Although the marketplace is better suited for small-scale projects and piecemeal improvements, it should also feature larger endeavors such as the construction or maintenance of a health center or an education center. On top of providing immediate funding, donors should have the opportunities to assume responsibility for particular parts of large-scale projects (to pay the teacher’s salary, sponsor a scholarship, cover the cost of utilities, etc.) and to permanently fund certain operational or maintenance expenditures.

Donors have the opportunity to donate funds as infrequently as they wish and without future obligations. The people who may not have a lot of funds to contribute will still have the power to set standards and measure performance. In doing so, registered users will positively influence development policies and management to ensure that aid is used in productive ways and gets to those who need it the most.

Recently, Google Earth and Cisco started working with the UN, they plan on pooling available information and building a database so as to help improve effectiveness. I sincerely hope that this particular development will progress towards a transparent marketplace similar to the one prescribed here—an aid market for the new aid environment.


The New Aid Environment

The benefits of establishing an aid market for the funding of development projects are broad and essential for greater effectiveness. The transformation will address many of the issues created by collective responsibility and constructively build on the egocentric nature of donors. Its constructive processes could generate basic context information and help to improve both the evaluation and utilization of aid. It will foster constructive cooperation between investors, local NGOs and other stakeholders. The available information will help to reduce costs of selecting the appropriate recipients of tax credits and, for investors, to identify benevolent opportunities.
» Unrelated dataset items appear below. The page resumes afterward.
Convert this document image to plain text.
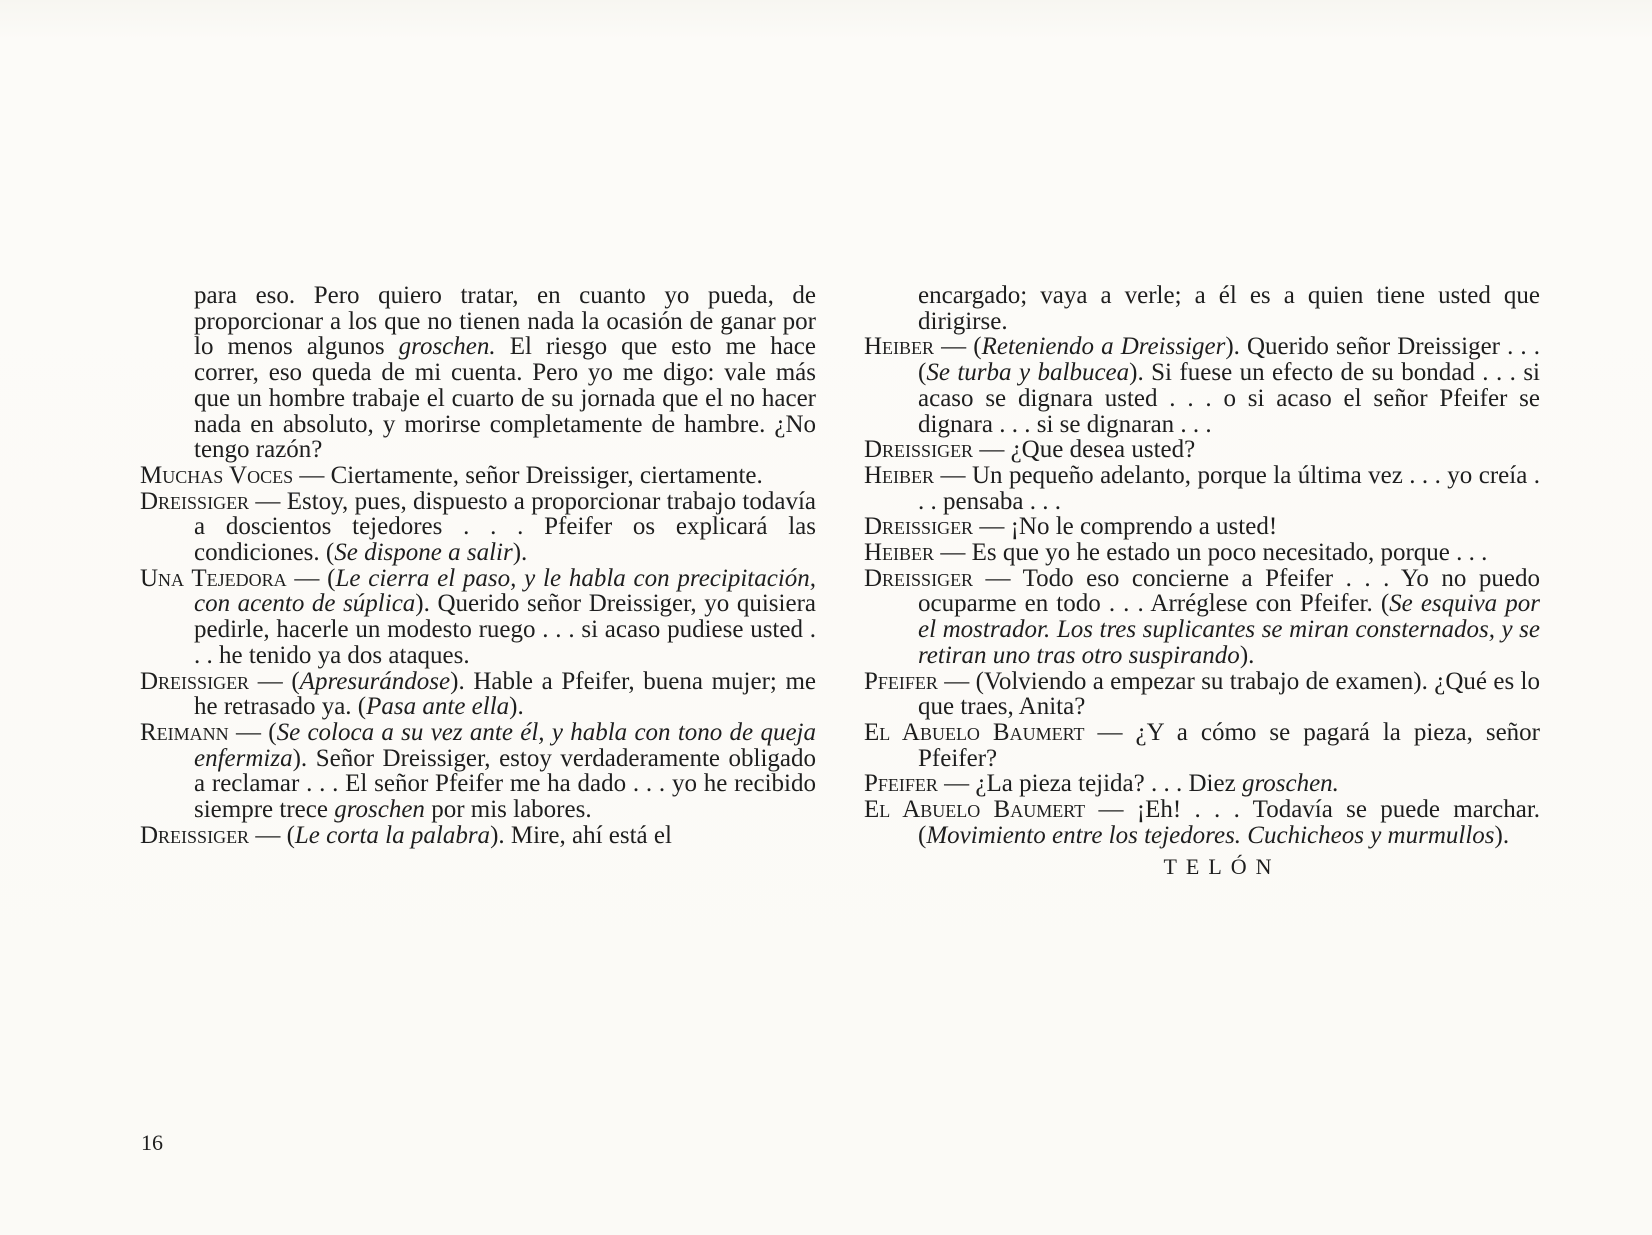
para eso. Pero quiero tratar, en cuanto yo pueda, de proporcionar a los que no tienen nada la ocasión de ganar por lo menos algunos groschen. El riesgo que esto me hace correr, eso queda de mi cuenta. Pero yo me digo: vale más que un hombre trabaje el cuarto de su jornada que el no hacer nada en absoluto, y morirse completamente de hambre. ¿No tengo razón?

Muchas Voces — Ciertamente, señor Dreissiger, ciertamente.

Dreissiger — Estoy, pues, dispuesto a proporcionar trabajo todavía a doscientos tejedores . . . Pfeifer os explicará las condiciones. (Se dispone a salir).

Una Tejedora — (Le cierra el paso, y le habla con precipitación, con acento de súplica). Querido señor Dreissiger, yo quisiera pedirle, hacerle un modesto ruego . . . si acaso pudiese usted . . . he tenido ya dos ataques.

Dreissiger — (Apresurándose). Hable a Pfeifer, buena mujer; me he retrasado ya. (Pasa ante ella).

Reimann — (Se coloca a su vez ante él, y habla con tono de queja enfermiza). Señor Dreissiger, estoy verdaderamente obligado a reclamar . . . El señor Pfeifer me ha dado . . . yo he recibido siempre trece groschen por mis labores.

Dreissiger — (Le corta la palabra). Mire, ahí está el

encargado; vaya a verle; a él es a quien tiene usted que dirigirse.

Heiber — (Reteniendo a Dreissiger). Querido señor Dreissiger . . . (Se turba y balbucea). Si fuese un efecto de su bondad . . . si acaso se dignara usted . . . o si acaso el señor Pfeifer se dignara . . . si se dignaran . . .

Dreissiger — ¿Que desea usted?

Heiber — Un pequeño adelanto, porque la última vez . . . yo creía . . . pensaba . . .

Dreissiger — ¡No le comprendo a usted!

Heiber — Es que yo he estado un poco necesitado, porque . . .

Dreissiger — Todo eso concierne a Pfeifer . . . Yo no puedo ocuparme en todo . . . Arréglese con Pfeifer. (Se esquiva por el mostrador. Los tres suplicantes se miran consternados, y se retiran uno tras otro suspirando).

Pfeifer — (Volviendo a empezar su trabajo de examen). ¿Qué es lo que traes, Anita?

El Abuelo Baumert — ¿Y a cómo se pagará la pieza, señor Pfeifer?

Pfeifer — ¿La pieza tejida? . . . Diez groschen.

El Abuelo Baumert — ¡Eh! . . . Todavía se puede marchar. (Movimiento entre los tejedores. Cuchicheos y murmullos).

TELÓN
16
The World Bank reported that in 2004, the average fee charged for remittances was 12% of the transfer amount. Real Aid (2006) reported that in 2003 about 13% of the donated aid funds were used to pay for the transaction of those funds. As opposed to setting conditions for top-down reforms, the World Bank (or other IFIs) should promote and provide the services needed to share wealth and minimize the cost of transactions. The interplay of cell phones and internet platforms will help to reduce this cost of delivering assistance. The appraisal system suggested above calculates a 2.5% transaction fee. This charge should be used to cover any operational costs. If there are surplus funds, then those funds ought to be redirected into the market to support benevolent projects.

Remittances have the potential of benefiting the most from the introduction of a project-based donation market. Legal workers (paying taxes), no matter whether they just migrated or not, should be able to donate funds to a charitable cause and take advantage of the provided tax benefits. If the funds are to help people alleviate from the state of poverty, then the donation of those funds ought to have the same sort of tax benefits, as do other charitable donations. In the case of remittances, as long as the recipient family has proposed how to allocate the donated funds in a benevolent manner, the provider of that aid should be able to enjoy tax credits. By facilitating these transactions, the market will increase the realized value of remittances and help to improve the monitoring of their utilization. In addition, the project-based donation market allows us to advance market commitment wherein donors may promise to purchase a set number of doses at a set price, this sort of a drug innovation project would install an incentive that drug companies are more likely to respond to.